Touch-upping on a gameCell gets us to TappedGame g message, details fethed and the subsequent call to detailPage, where I cheated and used a very usable 0.2 version of https://github.com/passiomatic/elm-designer, which resembles something out of Xcode's Interface Builder innards and produces elm-ui code. If feeling like your brain could use a rest, wire the frames of the UI out with it and hash out the details later.

Escaping into CSS

What a sharp-eyed code reader might notice is the htmlImg url maxw maxh = ... function.

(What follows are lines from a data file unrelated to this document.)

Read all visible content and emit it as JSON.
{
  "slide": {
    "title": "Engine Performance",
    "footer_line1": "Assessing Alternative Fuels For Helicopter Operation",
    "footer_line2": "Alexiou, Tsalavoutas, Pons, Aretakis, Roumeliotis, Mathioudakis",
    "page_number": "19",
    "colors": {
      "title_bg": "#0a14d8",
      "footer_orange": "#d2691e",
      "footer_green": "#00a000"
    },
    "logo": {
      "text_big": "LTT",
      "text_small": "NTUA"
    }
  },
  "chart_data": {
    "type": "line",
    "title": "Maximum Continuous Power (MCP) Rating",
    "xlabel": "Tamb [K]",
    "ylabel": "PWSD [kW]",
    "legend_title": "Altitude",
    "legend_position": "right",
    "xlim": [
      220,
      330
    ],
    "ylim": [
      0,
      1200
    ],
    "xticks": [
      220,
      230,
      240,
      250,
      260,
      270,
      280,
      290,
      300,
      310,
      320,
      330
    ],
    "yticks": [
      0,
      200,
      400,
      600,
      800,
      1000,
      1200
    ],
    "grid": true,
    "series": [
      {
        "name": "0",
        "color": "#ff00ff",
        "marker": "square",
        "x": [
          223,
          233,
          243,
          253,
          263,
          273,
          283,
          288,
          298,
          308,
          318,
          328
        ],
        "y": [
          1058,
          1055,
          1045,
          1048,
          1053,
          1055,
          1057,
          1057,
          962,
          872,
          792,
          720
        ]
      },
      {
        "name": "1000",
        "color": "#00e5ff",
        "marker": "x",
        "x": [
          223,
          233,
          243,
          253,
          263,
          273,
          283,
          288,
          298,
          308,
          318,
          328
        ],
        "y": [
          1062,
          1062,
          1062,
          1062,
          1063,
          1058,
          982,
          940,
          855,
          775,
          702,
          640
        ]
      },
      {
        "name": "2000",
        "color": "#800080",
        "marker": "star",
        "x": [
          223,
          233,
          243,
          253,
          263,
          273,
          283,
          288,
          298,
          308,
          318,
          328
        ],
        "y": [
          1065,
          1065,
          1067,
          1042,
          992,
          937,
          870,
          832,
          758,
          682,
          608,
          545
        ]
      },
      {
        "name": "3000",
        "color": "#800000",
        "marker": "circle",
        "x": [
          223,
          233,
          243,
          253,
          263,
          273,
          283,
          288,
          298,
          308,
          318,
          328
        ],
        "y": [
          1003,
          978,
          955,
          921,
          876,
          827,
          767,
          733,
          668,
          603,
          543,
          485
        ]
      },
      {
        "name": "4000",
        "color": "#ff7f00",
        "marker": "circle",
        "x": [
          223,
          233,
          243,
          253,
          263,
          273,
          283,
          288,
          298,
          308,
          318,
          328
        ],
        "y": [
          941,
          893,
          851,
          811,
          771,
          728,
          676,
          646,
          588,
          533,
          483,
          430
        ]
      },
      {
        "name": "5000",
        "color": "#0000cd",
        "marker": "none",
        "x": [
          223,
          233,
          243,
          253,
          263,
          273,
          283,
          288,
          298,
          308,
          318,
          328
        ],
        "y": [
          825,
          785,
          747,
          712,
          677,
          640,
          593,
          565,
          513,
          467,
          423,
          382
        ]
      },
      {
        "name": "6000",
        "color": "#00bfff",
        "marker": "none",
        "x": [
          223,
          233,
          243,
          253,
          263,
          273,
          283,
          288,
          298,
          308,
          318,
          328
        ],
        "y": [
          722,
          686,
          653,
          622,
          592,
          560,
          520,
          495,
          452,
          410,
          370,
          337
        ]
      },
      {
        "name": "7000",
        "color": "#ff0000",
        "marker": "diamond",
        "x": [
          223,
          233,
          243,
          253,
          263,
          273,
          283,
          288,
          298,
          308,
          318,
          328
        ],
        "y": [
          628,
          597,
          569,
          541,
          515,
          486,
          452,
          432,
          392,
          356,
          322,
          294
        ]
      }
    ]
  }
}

I couldn't find a way to scale the image as I needed with elm-ui, so I had to escape into CSS, which is straightforward.

Tooling

How is this all set up?

elm init
  • install elm-ui, remotedata and other packages:
for pkg in elm/url elm/json elm/http mdgriffith/elm-ui krisajenkins/remotedata NoRedInk/elm-json-decode-pipeline; do elm install $pkg; done
  • install a helpful local development server with hot reloading and time traveling debugger:
npm install -g elm-live
elm-live -- src/Main.elm --debug

All available packages for Elm are found at https://package.elm-lang.org or a catalogued collection through here https://korban.net/elm/catalog/

Elm plugins are available for VSCode and IntelliJ IDEA among others and elm-format, available also via npm, will keep your code neat and uniform with the One True Style as go fmt does with Golang sources.

In conclusion

Have kids? Try Elm UI.

Elm has a superb Slack community discoverable through https://elm-lang.org/community. I don't think a question on #beginners has gone unanswered without great care while I've been there. Also check out #elm-ui obviously and #misc for general software development discussions.